– В каком смысле тут написано?
Я сделал вид, что не слышу; выкатил мотороллер.
По словам Сверчка, хороший гашиш продавали в пляжном баре соседнего поселка. Судя по карте, поселок находился на противоположной, западной оконечности.
Через двадцать минут мы были на месте. Пляжный бар пустовал, бунгало впотьмах вообще не видно. Она села за столик, торчавший из песка, как гриб. Я подошел к стойке, увешанной разноцветными фонариками.
– Ганжа, ганжа! – показал чернокожему бармену, как учил Сверчок.
– Сколько? – весело откликнулся тот.
Я вынул из кармана купюру:
– На пятьсот.
Парень достал трубку, что-то тихо буркнул.
– Нужно подождать!
В его глазах отражались фонарики, уменьшенные до цветных точек.
Я кивнул, заказал пару банок колы. Мы устроились на лежаках ближе к морю, едва дышавшему в густой темноте. Вскоре за пальмами протарахтел и заглох мотор. В баре произошло едва заметное движение, черный, вихляя бедрами, приближался.
– Олай! – показал кулак.
Я кивнул на пакет и на купюру. Сверток исчез в полиэтилене, купюра перекочевала в шорты.

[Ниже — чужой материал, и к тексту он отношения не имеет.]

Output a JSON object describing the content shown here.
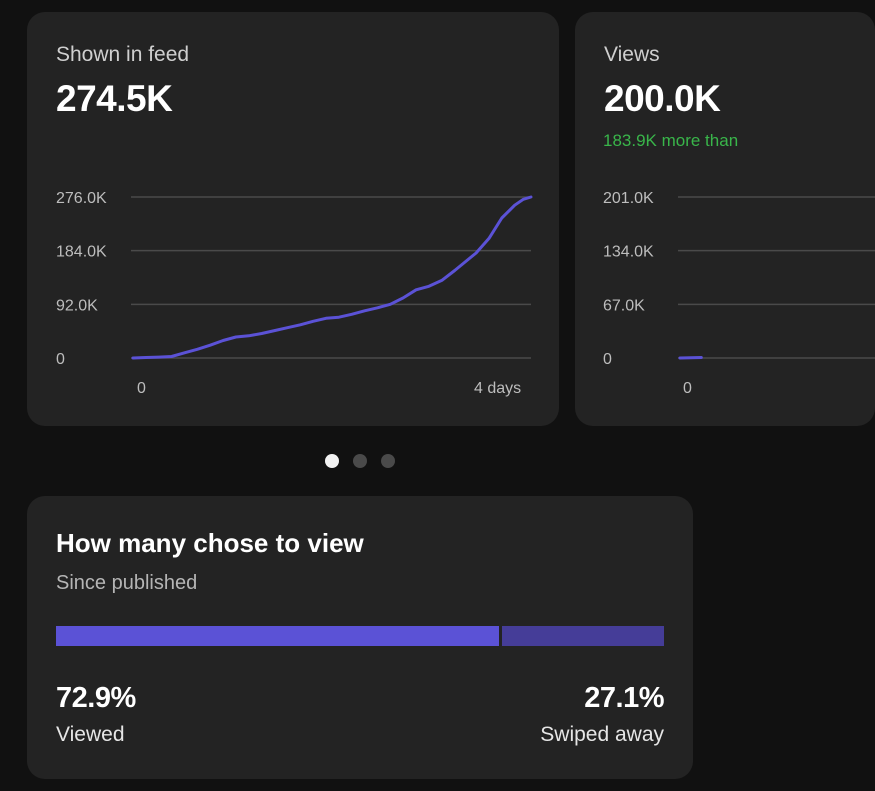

Той же разболтанной походкой он отчалил.
Песок, подсвеченный дальними фонарями, мерцал голубым светом.
Справа, далеко-далеко, мигала разноцветная гирлянда, но музыки слышно не было.
В фольге оказался внушительный, на три-четыре грамма, комок гашиша.
Пересчитав на русские деньги, я обомлел: цена – копейки.
“Понятно, зачем они сюда едут”.
Она сделала затяжку, вернула трубку:
– У меня потом голова болит жутко.
Я чиркнул зажигалкой, затянулся. Через минуту песок подо мной стал упругим и легким. Музыка из бара распалась на тысячи отдельных звуков, и мозг покрылся ими, как пузырьками.
Голубой пляж обрывался в море, дальше – черная яма. На секунду мне представилось, что мы в театре. Что пляж – это сцена, а впереди темный зал, где дышат, как во время спектакля, зрители.
Я подошел к воде, поклонился.
Из теплой тьмы на меня хлынули овации.
Она, лежа на песке, хлопала в ладоши.
17
“Жил-был в Москве актер, который однажды сыграл в знаменитом фильме”.
Я спрятал трубку, вытянулся на песке.
“Правда, роль в этом кино ему досталась второго плана. Но зато яркая, запоминающаяся. Нарицательная. И он решил, что с него хватит.
Что в историю кинематографа он уже вписан. Поэтому дергаться больше нечего”.
Она устроилась на локте. Уставилась на меня, не сводя темных влажных глаз.
“После фильма его много лет узнавали на улицах. Но без ажиотажа, без вытаращенных глаз. „Смотри-ка, этот идет, ну как его…” И дальше называлось имя персонажа. Поскольку настоящей фамилии актера никто не помнил”.